Jak każdy szanujący się muzyk rockowy, tak i Doda ma tatuaże. I to nawet trzy. Na przedramieniu przerabiany po rozwodzie napis "Kocham Radka" (po hebrajsku), intymny tatuaż na podbrzuszu oraz owe, pechowe skrzydła na plecach. Początkowo były mniejsze, ale wokalistka postanowiła je nieco rozbudować.
- Kiedy koleś zrobił mi kontury i powiedział "zajebiście wyszło", to już było za późno. Chyba są trochę za duże... - zastanawiała się Doda na jednej z imprez w stolicy.
- Chciałaś mieć większe, to masz - skwitował tatuaże Radek Majdan (36 l.) i zabrał Dodę do baru.
Jednak "Super Express" nie mógł zostawić naszej gwiazdy samej sobie i sprawdził, w jaki sposób może pozbyć się problemu.

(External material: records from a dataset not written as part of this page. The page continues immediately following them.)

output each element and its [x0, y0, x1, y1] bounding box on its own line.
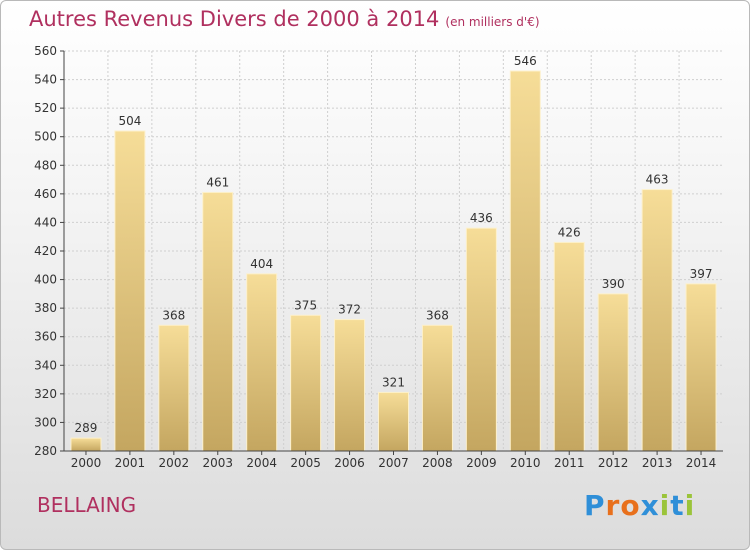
- value-label: 546: [514, 54, 537, 68]
- value-label: 375: [294, 298, 317, 312]
- bar-2005: [290, 314, 322, 452]
- value-label: 289: [75, 421, 98, 435]
- x-tick-label: 2009: [466, 456, 497, 470]
- logo-letter: i: [684, 489, 696, 522]
- bar-2008: [421, 324, 453, 452]
- value-label: 436: [470, 211, 493, 225]
- y-tick-label: 500: [34, 130, 57, 144]
- bar-2006: [334, 319, 366, 452]
- y-tick-label: 560: [34, 44, 57, 58]
- chart-title: Autres Revenus Divers de 2000 à 2014 (en …: [29, 7, 540, 31]
- bar-2014: [685, 283, 717, 452]
- logo-letter: t: [670, 489, 685, 522]
- x-tick-label: 2000: [71, 456, 102, 470]
- bar-2012: [597, 293, 629, 452]
- axes: 280 300 320 340 360 380 400 420 440 460 480 500 520 5…: [34, 44, 723, 470]
- y-tick-label: 280: [34, 444, 57, 458]
- y-tick-label: 360: [34, 330, 57, 344]
- y-tick-label: 520: [34, 101, 57, 115]
- value-label: 404: [250, 257, 273, 271]
- value-label: 321: [382, 375, 405, 389]
- bar-2002: [158, 324, 190, 452]
- value-labels: 289 504 368 461 404 375 372 321 368 436 546 426 390 4…: [75, 54, 713, 435]
- value-label: 504: [118, 114, 141, 128]
- y-tick-label: 460: [34, 187, 57, 201]
- y-tick-label: 420: [34, 244, 57, 258]
- x-tick-label: 2007: [378, 456, 409, 470]
- bar-2000: [70, 437, 102, 452]
- value-label: 426: [558, 225, 581, 239]
- bars: [70, 70, 717, 452]
- logo-letter: x: [640, 489, 660, 522]
- place-name: BELLAING: [37, 493, 137, 517]
- value-label: 463: [646, 173, 669, 187]
- x-tick-label: 2010: [510, 456, 541, 470]
- logo-letter: i: [659, 489, 671, 522]
- y-tick-label: 400: [34, 273, 57, 287]
- y-tick-label: 480: [34, 158, 57, 172]
- x-tick-label: 2001: [115, 456, 146, 470]
- bar-2009: [465, 227, 497, 452]
- y-tick-label: 380: [34, 301, 57, 315]
- x-tick-label: 2013: [642, 456, 673, 470]
- bar-2010: [509, 70, 541, 452]
- chart-title-unit: (en milliers d'€): [445, 15, 540, 29]
- value-label: 461: [206, 175, 229, 189]
- y-tick-label: 540: [34, 73, 57, 87]
- y-tick-label: 320: [34, 387, 57, 401]
- logo-letter: r: [605, 489, 621, 522]
- logo-letter: P: [584, 489, 606, 522]
- x-tick-label: 2012: [598, 456, 629, 470]
- value-label: 397: [690, 267, 713, 281]
- chart-title-main: Autres Revenus Divers de 2000 à 2014: [29, 7, 440, 31]
- value-label: 368: [426, 308, 449, 322]
- proxiti-logo: Proxiti: [584, 489, 695, 522]
- value-label: 368: [162, 308, 185, 322]
- y-tick-label: 440: [34, 215, 57, 229]
- x-tick-label: 2011: [554, 456, 585, 470]
- x-tick-label: 2002: [159, 456, 190, 470]
- bar-2011: [553, 241, 585, 452]
- x-tick-label: 2005: [290, 456, 321, 470]
- logo-letter: o: [620, 489, 641, 522]
- x-tick-label: 2004: [246, 456, 277, 470]
- value-label: 390: [602, 277, 625, 291]
- bar-2007: [378, 391, 409, 452]
- y-tick-label: 340: [34, 358, 57, 372]
- x-tick-label: 2003: [202, 456, 233, 470]
- y-tick-label: 300: [34, 415, 57, 429]
- bar-2004: [246, 273, 278, 452]
- x-tick-label: 2014: [686, 456, 717, 470]
- bar-2013: [641, 189, 673, 452]
- x-tick-label: 2006: [334, 456, 365, 470]
- bar-2001: [114, 130, 146, 452]
- value-label: 372: [338, 303, 361, 317]
- x-tick-label: 2008: [422, 456, 453, 470]
- bar-2003: [202, 191, 234, 452]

Są trzy techniki usuwania tatuażu - laser, głęboki peeling skóry i przeszczep. Usunięcie rysunków wymaga badań pacjenta. Potem dokonuje się wyboru metody - wszystko w zależności od głębokości, na jakiej w ciele znajduje się tusz. Trzeba jeszcze zrobić próbę, czy wzór w ogóle da się wywabić.
Oczywiście wszystkie te metody słono kosztują. I tak zaczyna się od próby - od 100 zł w górę. Najdrożej wychodzi przeszczep skóry - za to można wyłożyć nawet 10 tys. zł. O kilka tysięcy tańsze są techniki laserowe. Peeling skóry zamknie się natomiast w kilku setkach. Jednak nie wszystko jest takie proste...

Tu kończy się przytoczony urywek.